El primer paso para materializar sus ideas fue un proceso de investigación. «La filosofía es un área del conocimiento tan abstracta como amplia; debía averiguar cómo traducirla en partes más pequeñas y manejables». Fue un profesor de la institución asturiana quien le dio la clave: «Me propuso centrarme en un ámbito concreto, como la Historia de España, y eso me llevó a enfocarme en la historia de la filosofía, especialmente en el temario de Bachillerato».
En enero de 2025, tras la maduración de su idea, Carlos Fontal se presentó al programa Santander X-Explorer, donde compartió su proyecto con otros participantes. Sin embargo, no fue hasta julio de ese mismo año cuando llegó la gran oportunidad, al presentarse al concurso UniOvi Emprende. La victoria le dio el impulso necesario para comenzar a consolidar Cogito: Conquista del pensamiento.

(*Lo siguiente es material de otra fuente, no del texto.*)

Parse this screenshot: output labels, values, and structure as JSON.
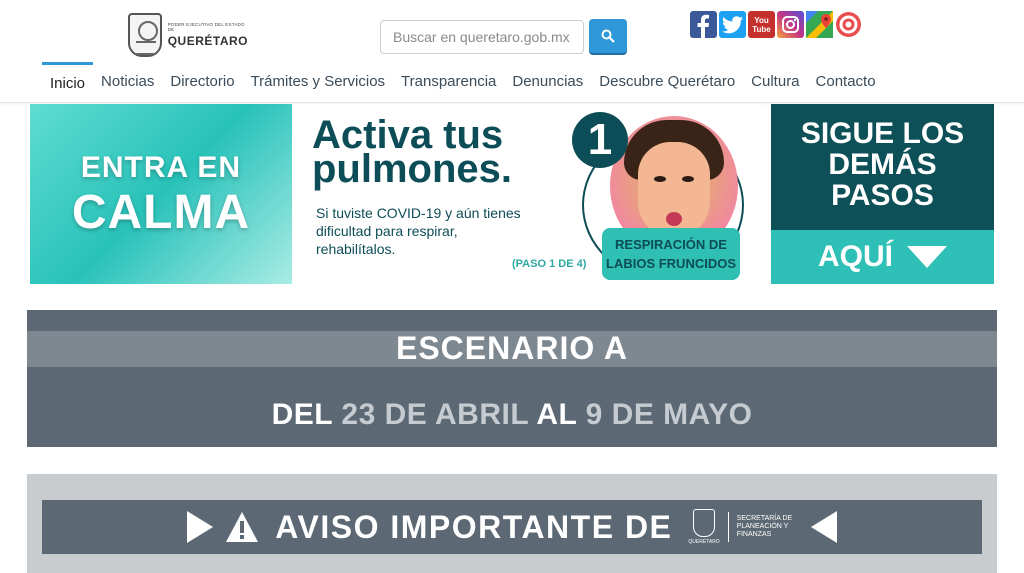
{
  "header": {
    "logo": {
      "small": "PODER EJECUTIVO DEL ESTADO DE",
      "big": "QUERÉTARO"
    },
    "search": {
      "placeholder": "Buscar en queretaro.gob.mx"
    },
    "social": [
      {
        "name": "facebook",
        "color": "#3b5998"
      },
      {
        "name": "twitter",
        "color": "#1da1f2"
      },
      {
        "name": "youtube",
        "color": "#c4302b",
        "label": "You Tube"
      },
      {
        "name": "instagram",
        "color": "#c13584"
      },
      {
        "name": "maps",
        "color": "#34a853"
      },
      {
        "name": "target",
        "color": "#e94e4e"
      }
    ]
  },
  "nav": {
    "items": [
      {
        "label": "Inicio"
      },
      {
        "label": "Noticias"
      },
      {
        "label": "Directorio"
      },
      {
        "label": "Trámites y Servicios"
      },
      {
        "label": "Transparencia"
      },
      {
        "label": "Denuncias"
      },
      {
        "label": "Descubre Querétaro"
      },
      {
        "label": "Cultura"
      },
      {
        "label": "Contacto"
      }
    ]
  },
  "banner": {
    "calma_line1": "ENTRA EN",
    "calma_line2": "CALMA",
    "title_line1": "Activa tus",
    "title_line2": "pulmones.",
    "body_line1": "Si tuviste COVID-19 y aún tienes",
    "body_line2": "dificultad para respirar,",
    "body_line3": "rehabilítalos.",
    "paso": "(PASO 1 DE 4)",
    "number": "1",
    "tag_line1": "RESPIRACIÓN DE",
    "tag_line2": "LABIOS FRUNCIDOS",
    "pasos_line1": "SIGUE LOS",
    "pasos_line2": "DEMÁS",
    "pasos_line3": "PASOS",
    "aqui": "AQUÍ"
  },
  "escenario": {
    "title": "ESCENARIO A",
    "del": "DEL",
    "start": "23 DE ABRIL",
    "al": "AL",
    "end": "9 DE MAYO"
  },
  "aviso": {
    "text": "AVISO IMPORTANTE DE",
    "logo_small": "QUERÉTARO",
    "secretaria": "SECRETARÍA DE PLANEACIÓN Y FINANZAS"
  }
}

A partir de ese momento, Carlos comenzó a dar los primeros pasos para hacer realidad su idea. «Empecé buscando proveedores y estudios de diseño gráfico que me ayudaran a alcanzar mi objetivo. Fue complicado encontrarlos y, en el camino, me llevé bastantes golpes», reconoce. No obstante, tras más de un año de trabajo, el juego filosófico ya está siendo comercializado: «Hemos sacado 180 unidades a la venta».
Reality Escape Games
Cogito: Conquista del pensamiento se presenta como un juego rápido, sin reglas complicadas y, sobre todo, como un producto que fomenta «la comunicación entre los jugadores» y responde a varias competencias planteadas por la LOMLOE. Precisamente bajo esta premisa surge la startup Reality Escape Games, fundada por el propio Fontal.

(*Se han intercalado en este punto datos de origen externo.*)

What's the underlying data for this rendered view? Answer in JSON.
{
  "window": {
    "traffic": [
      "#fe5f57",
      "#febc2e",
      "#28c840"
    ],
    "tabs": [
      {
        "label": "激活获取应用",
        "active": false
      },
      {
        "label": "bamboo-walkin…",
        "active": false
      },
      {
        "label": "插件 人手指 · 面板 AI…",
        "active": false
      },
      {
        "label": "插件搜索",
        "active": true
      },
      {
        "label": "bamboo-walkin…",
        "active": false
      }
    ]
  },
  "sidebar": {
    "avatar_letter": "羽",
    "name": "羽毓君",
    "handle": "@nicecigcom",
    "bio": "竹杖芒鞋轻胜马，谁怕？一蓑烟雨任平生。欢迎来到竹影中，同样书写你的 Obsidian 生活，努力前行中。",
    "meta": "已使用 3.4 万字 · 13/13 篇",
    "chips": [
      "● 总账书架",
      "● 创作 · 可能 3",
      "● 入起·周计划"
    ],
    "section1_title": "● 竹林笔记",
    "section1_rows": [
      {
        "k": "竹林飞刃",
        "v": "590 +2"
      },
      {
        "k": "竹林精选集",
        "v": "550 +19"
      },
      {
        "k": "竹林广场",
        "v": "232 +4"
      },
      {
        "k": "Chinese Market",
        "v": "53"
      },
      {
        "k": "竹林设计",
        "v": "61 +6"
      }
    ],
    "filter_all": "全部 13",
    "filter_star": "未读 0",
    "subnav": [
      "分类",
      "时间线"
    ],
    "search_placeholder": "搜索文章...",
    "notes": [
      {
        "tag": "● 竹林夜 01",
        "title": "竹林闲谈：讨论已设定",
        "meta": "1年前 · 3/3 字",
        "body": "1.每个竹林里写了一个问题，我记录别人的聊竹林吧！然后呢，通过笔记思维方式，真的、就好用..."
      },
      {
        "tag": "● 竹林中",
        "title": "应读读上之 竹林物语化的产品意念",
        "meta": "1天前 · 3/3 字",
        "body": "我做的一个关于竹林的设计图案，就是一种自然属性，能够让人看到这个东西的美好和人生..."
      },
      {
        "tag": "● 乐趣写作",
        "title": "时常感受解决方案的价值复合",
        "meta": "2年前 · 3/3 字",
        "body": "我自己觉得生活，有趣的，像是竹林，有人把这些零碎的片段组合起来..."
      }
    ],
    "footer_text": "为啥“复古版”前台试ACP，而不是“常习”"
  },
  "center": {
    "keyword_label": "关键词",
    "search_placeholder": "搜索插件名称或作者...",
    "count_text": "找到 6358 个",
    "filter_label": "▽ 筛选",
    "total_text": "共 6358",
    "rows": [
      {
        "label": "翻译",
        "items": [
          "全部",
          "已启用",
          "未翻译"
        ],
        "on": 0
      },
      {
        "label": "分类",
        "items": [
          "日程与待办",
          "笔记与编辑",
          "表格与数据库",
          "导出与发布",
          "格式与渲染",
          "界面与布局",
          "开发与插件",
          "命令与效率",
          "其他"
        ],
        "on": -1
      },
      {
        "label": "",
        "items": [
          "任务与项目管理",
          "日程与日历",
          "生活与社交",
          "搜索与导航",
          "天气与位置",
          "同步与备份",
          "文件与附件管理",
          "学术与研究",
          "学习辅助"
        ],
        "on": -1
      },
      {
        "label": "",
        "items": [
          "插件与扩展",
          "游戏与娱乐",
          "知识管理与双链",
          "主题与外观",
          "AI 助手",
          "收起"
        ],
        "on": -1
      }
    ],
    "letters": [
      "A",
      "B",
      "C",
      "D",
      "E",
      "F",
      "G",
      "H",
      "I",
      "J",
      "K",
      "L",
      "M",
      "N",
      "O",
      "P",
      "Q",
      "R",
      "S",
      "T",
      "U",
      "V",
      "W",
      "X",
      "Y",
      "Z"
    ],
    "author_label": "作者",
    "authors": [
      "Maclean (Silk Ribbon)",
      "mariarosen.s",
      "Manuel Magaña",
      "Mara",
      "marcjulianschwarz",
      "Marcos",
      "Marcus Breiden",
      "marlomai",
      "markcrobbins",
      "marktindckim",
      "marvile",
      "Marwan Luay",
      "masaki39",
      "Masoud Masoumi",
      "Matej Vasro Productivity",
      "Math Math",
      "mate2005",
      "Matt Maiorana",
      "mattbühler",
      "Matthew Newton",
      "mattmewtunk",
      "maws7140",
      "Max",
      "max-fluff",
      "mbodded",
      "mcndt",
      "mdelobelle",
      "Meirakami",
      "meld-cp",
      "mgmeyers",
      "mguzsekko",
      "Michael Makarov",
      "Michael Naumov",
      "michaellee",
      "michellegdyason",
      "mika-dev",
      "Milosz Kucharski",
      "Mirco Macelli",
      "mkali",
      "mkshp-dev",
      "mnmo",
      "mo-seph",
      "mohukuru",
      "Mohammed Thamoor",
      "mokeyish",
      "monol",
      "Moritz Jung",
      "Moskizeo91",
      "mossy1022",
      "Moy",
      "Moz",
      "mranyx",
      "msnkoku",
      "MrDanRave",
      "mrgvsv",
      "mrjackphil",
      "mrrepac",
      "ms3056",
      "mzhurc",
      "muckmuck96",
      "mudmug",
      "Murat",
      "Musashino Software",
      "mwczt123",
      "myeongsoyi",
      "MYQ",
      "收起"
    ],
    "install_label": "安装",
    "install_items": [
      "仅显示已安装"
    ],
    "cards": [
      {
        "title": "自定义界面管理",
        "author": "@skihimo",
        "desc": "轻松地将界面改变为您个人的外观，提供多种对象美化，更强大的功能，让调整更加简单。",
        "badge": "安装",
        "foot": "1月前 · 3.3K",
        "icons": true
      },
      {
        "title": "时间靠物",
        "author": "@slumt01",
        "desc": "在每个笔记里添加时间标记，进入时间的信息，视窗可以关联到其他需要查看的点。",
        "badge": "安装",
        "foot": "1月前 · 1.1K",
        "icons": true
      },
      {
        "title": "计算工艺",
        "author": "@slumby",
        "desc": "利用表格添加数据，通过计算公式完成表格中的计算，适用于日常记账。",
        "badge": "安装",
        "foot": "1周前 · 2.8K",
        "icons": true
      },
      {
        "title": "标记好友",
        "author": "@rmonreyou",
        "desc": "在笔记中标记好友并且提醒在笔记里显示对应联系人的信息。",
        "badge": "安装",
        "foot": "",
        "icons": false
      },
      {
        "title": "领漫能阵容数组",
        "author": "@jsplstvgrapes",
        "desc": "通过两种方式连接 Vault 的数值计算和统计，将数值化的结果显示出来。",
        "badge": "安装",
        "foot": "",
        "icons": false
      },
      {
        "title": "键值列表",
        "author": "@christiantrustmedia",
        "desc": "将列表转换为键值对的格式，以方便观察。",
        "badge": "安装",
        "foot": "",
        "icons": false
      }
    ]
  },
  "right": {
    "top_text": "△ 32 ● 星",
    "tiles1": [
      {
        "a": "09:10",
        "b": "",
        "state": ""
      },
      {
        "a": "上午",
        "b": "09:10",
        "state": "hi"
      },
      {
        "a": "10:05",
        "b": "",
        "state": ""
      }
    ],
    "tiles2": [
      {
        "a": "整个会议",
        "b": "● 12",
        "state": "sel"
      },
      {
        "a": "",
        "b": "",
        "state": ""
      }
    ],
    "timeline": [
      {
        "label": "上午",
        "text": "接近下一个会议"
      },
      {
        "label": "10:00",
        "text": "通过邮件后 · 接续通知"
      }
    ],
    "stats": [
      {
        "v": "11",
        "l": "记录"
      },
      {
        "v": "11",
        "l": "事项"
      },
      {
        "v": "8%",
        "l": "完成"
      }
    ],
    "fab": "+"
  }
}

Reality Escape Games no solo diseña sistemas de gamificación, sino que también «propone una nueva forma de relacionarse a través del juego». Su misión principal es «integrar material educativo complejo en formatos simplificados que faciliten su comprensión y divulgación». Por ello, sus proyectos se caracterizan por tres aspectos clave: el rigor lúdico, «en el que aprender se siente como un logro divertido»; la inclusión; y la estética.
Tras su primer lanzamiento, Carlos continuará trabajando en su proyecto, incorporando mejoras para que la filosofía y la diversión sigan yendo de la mano. Además, este primer prototipo le servirá para analizar posibles mejoras de cara a una segunda versión: «Quiero desarrollar un sistema de gamificación más óptimo y mejorar aspectos como el tiempo de juego. En este caso, he creado un producto muy genérico, y la idea es estudiar con qué perfiles puede encajar mejor», concluye el joven.